A behemoth picture that still looks and sounds incredible, Inception is the red wine of the 21st century blockbuster bar.
A whole decade has passed since Christopher Nolan, hot off the juggernaut success of The Dark Knight, blitzed the world with Inception. Grossing over $820 million worldwide, this bitingly original film was, thanks to its complex ideas and brilliant special effects, a must-see experience. Since that July in 2010, Nolan has concluded his Batman trilogy with The Dark Knight Rises, made a hugely ambitious space epic in Interstellar, constructed an arthouse war film in Dunkirk, and a (slightly delayed) mysterious spy thriller in Tenet. But it is Inception that remains Nolan’s most ‘Nolan’ film and perhaps his greatest accomplishment to date.
Leonardo DiCaprio spearheads an international ensemble as Dom Cobb, a thief who commits his robberies deep in the dreams of his targets. It’s a thrillingly unique concept, one that is entirely dependent on vast swathes of exposition. Thankfully, Ellen Page’s Ariadne (the aptly named maze architect) is on hand as the audience surrogate, asking her peers the questions bouncing around the audiences’ brains. No other film gets away with this much constant explanation, but the premise is so ridiculously fascinating that there is an addictive quality to consuming more dream related knowledge.
Cobb is hired by Saito (Ken Watanabe) to undergo a new job: rather than extract information, Cobb must plant an idea in his target’s (Cillian Murphy) dreams, a notion considered impossible. Nolan frames this science-fiction thriller under the structure of a heist film, taking his time mapping out the intricate details of the operation to keep his audience on the right side of understanding.
In a cinema the emotional response to Inception is enhanced to something akin to an epiphany. The film’s legendary and ground-shaking set pieces inspire a whole new sense of awe: the Mombasa chase, the folding city and the seriously impressive rotating hallway fight just become the apotheosis of big screen filmmaking. It takes one thing to imagine physics-bending sequences but something else entirely to create them with minimal CGI.
Nolan rightfully receives the most acclaim for this colossal convergence of blockbuster-meets-auteur but there are two other worthy heroes of the film’s success: editor Lee Smith and music composer Hans Zimmer. The juggernaut final hour intertwines the numerous dream layers, ensuring the audience gets both a grasp of the different time ‘zones’ and the effects that trickle down through each dream. The cutting between the ensemble is simply masterful, and Zimmer’s Oscar-snubbed score is one of his greatest accomplishments.

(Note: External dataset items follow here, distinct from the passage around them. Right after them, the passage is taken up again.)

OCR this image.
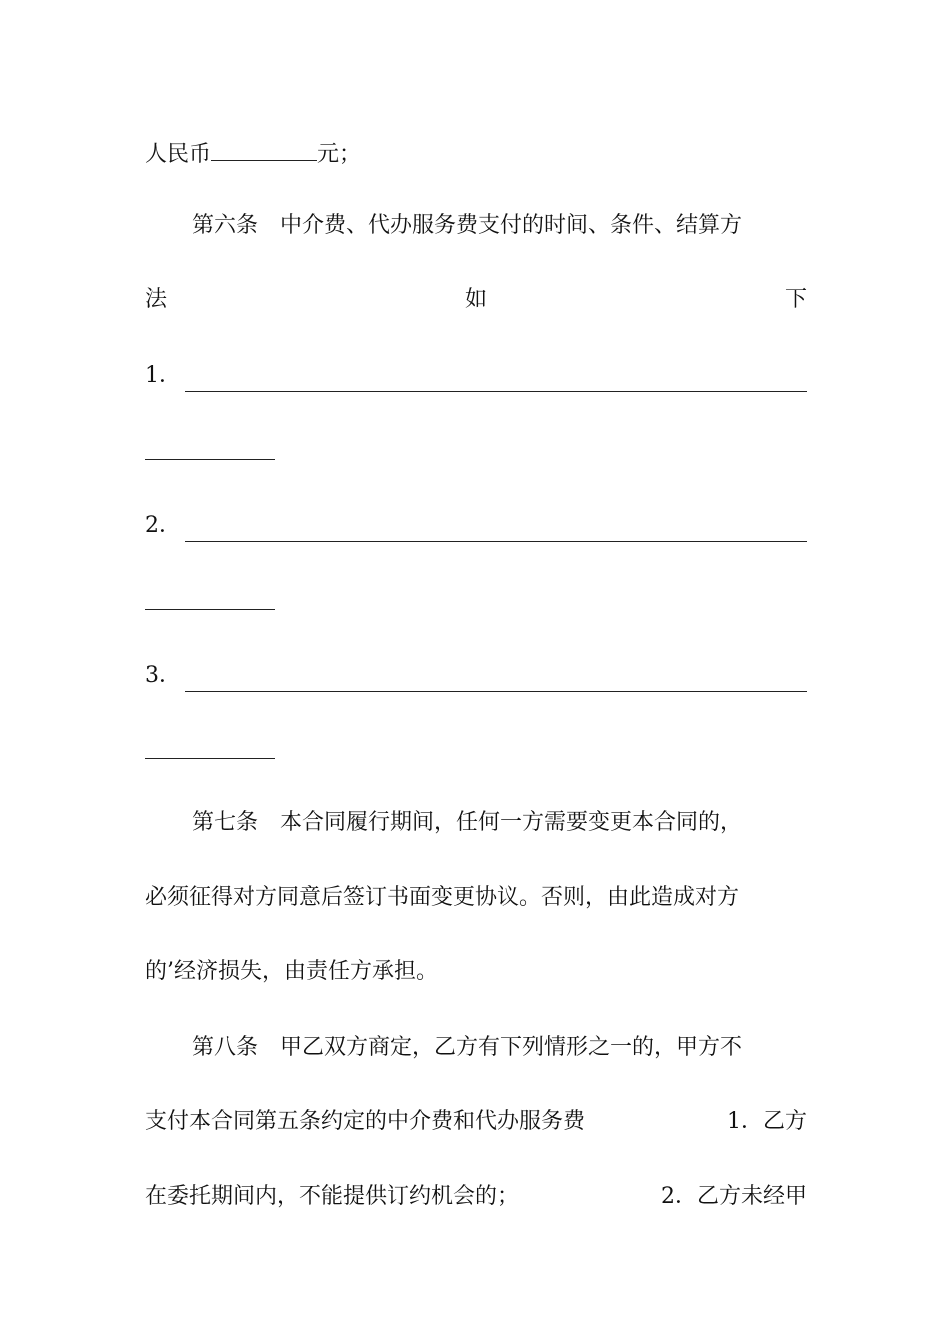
人民币	元；
第六条　中介费、代办服务费支付的时间、条件、结算方
法	如	下
1．
2．
3．
第七条　本合同履行期间，任何一方需要变更本合同的，
必须征得对方同意后签订书面变更协议。否则，由此造成对方
的’经济损失，由责任方承担。
第八条　甲乙双方商定，乙方有下列情形之一的，甲方不
支付本合同第五条约定的中介费和代办服务费	1．乙方
在委托期间内，不能提供订约机会的；	2．乙方未经甲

To see Inception as merely a high concept piece of technical filmmaking is to the detriment of the character work on display. In Cobb, DiCaprio’s conflicted widower supplies both the emotional beats as a father who wants to see his children again and the high stakes as the projection of his dead wife Mal (Marion Cotillard) becomes an invasive presence in the dream world: a pure femme fatale. By paralleling Cobb’s emotional arc with the increased threat, Nolan keeps the action and scope grounded in character. It is an underrated DiCaprio performance; the final look he gives Saito in particular is fantastic. The vital relationship between Cillian Murphy’s character and his father is also one that hits the feels; reaching its zenith in a moment of indescribable catharsis.
A highly overlooked aspect of the film is the relationship between Tom Hardy’s creative forger Eames and Joseph Gordon-Levitt’s narrow-minded Arthur. Their exchanges are delightful with Eames being critical of Arthur’s lack of imagination – Arthur uses pre-existing dream techniques such as the Penrose stairs as opposed to anything inventive. However, when things go inevitably off-plan in the climax, Arthur does think independently to stage a ‘kick’, overcoming his fear of spontaneity.
Some time prior to this, Eames comments to Arthur, “never be afraid to dream a little bigger, darling” before exploding a gunman with a grenade launcher. The line demonstrates the icy relationship between the two but overtime it has come to manifest itself as something more: a challenge. It isn’t too far-fetched to imagine it as Nolan’s way of telling his fellow filmmakers and other studios to embrace originality, and by trusting an audience to keep up intellectually and narratively guarantees the lasting popularity that Inception has deserved a decade on.
Inception, directed by Christopher Nolan, is distributed in the UK via Warner Bros Pictures, certificate 12A. It is out now in cinemas for a limited time, and is available on DVD/Blu-ray and to rent on all digital platforms.